Has he made a mistake? If so then he is sorry, but he is keen to make everything all right, that is all. He knows that he should not have tried to kiss her, but right now he just wants to spend some time with her. Yes, in a sense, win her over. She takes a loud sip of her coffee. What should he say? Danuta, I like you, but I am sorry. She glances at him, then quickly turns back to the window. The words are in his head. Danuta, I just want to say sorry for last night, but if you want to finish your coffee and leave then that’s fine with me. I’m not being pushy or anything. She turns from the window and looks at him quizzically, as though baffled by his uncharacteristic silence. He feels compelled to speak.
‘Was the blond guy your boyfriend? I didn’t want to embarrass you, or cause you any difficulty, so I backed off until he ran for his bus.’
‘You were spying on me?’
‘I wouldn’t call it spying. I’m not the secret police, you know.’
‘You are not funny. In my country this is still not a joke, Mr Keith.’
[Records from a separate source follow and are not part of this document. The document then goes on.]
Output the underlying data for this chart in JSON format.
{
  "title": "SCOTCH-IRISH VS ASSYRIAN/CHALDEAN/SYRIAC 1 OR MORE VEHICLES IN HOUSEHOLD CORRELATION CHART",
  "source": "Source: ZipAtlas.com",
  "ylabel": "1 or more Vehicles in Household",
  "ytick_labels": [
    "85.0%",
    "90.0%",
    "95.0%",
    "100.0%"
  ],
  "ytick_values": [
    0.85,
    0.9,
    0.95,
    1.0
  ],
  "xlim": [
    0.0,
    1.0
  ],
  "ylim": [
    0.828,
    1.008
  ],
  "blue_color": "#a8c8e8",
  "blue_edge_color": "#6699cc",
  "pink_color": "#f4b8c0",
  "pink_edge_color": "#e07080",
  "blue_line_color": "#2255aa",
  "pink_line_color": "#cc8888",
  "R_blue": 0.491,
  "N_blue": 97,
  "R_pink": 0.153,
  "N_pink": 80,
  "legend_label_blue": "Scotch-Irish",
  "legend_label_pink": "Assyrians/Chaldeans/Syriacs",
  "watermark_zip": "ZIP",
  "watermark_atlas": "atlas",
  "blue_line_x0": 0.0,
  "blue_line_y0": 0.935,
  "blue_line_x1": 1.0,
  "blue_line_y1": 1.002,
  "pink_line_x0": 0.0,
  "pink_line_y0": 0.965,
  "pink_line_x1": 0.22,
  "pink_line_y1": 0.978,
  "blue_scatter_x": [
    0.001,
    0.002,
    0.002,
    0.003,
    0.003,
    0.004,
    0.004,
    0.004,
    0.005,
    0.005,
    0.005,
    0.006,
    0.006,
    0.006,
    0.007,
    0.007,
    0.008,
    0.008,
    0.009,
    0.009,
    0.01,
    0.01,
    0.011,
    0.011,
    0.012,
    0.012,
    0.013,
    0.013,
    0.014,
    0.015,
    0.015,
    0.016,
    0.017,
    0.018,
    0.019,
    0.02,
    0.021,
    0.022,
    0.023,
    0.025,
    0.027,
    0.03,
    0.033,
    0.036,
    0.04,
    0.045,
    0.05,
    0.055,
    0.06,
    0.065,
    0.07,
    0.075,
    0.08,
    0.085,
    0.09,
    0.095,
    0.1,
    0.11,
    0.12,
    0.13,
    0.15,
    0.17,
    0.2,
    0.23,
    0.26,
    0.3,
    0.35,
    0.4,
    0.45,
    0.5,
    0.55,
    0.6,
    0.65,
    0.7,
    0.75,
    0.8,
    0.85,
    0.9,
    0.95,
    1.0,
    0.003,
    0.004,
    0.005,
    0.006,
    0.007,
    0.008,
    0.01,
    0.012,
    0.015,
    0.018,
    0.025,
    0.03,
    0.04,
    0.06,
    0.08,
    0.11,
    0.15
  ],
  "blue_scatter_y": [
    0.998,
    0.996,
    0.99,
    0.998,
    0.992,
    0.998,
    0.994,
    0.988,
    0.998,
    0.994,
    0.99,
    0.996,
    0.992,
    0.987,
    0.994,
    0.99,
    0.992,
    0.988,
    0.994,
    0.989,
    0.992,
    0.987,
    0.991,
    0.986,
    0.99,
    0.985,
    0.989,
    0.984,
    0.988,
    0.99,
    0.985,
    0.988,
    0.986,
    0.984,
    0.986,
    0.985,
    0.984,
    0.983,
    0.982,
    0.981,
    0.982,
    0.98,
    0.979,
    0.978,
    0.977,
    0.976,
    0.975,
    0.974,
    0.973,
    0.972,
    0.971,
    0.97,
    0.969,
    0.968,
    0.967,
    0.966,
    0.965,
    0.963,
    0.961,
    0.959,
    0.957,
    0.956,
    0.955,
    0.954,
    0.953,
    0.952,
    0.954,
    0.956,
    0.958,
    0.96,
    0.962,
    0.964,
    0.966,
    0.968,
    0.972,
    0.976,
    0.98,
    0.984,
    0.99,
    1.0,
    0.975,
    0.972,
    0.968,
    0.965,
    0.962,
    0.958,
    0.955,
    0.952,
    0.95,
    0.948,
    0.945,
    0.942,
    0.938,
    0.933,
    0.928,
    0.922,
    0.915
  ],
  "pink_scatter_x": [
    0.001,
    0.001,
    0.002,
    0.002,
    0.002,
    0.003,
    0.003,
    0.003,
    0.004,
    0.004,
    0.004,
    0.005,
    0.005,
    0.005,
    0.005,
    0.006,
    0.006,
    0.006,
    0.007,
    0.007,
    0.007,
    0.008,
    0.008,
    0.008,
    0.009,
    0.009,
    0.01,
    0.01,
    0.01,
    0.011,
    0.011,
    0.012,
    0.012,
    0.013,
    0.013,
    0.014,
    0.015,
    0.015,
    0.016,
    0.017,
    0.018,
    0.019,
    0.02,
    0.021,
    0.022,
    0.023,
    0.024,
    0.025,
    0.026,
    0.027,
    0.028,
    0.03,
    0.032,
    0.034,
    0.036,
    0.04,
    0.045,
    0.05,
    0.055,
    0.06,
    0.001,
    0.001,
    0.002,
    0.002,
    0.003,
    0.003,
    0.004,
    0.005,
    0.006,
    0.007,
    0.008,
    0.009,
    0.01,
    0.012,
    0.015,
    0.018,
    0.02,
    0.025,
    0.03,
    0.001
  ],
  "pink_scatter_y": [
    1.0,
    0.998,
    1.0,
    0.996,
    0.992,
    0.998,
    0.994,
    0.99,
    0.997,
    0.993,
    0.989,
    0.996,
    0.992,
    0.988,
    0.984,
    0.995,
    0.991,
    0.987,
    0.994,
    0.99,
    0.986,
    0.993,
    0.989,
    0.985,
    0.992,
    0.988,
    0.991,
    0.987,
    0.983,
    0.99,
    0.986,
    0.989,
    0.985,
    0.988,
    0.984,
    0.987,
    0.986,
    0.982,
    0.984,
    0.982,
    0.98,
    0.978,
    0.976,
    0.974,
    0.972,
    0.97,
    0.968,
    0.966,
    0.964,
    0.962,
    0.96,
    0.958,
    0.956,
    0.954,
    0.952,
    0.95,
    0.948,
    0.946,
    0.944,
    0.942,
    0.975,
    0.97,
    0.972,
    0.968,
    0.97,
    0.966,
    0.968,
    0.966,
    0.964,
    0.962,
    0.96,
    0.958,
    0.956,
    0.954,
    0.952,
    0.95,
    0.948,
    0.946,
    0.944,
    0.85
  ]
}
‘Ah, so at least you remember my name.’
‘Of course I remember your name. I met you yesterday. How can I forget your name?’
She shakes her head and once again stares out of the window. The puddles reflect red and white light from the cars, and red, amber and green from the traffic lights. The slack water rainbow is surprisingly beautiful. He has to take charge, yet be sensitive, otherwise he realises that the whole encounter will quickly descend into argument and she will leave. She seems to like it when he leads, for this perhaps gives her the space to be quirky and witty. This being the case, he understands that now is not the time to let the conversation drift. He takes a sip of the bitter McDonald’s coffee and then he places the plastic cup back on the tray. He stares at her, but still she will not meet his eyes, so he picks up the discarded red straw and drops it into his abandoned coffee.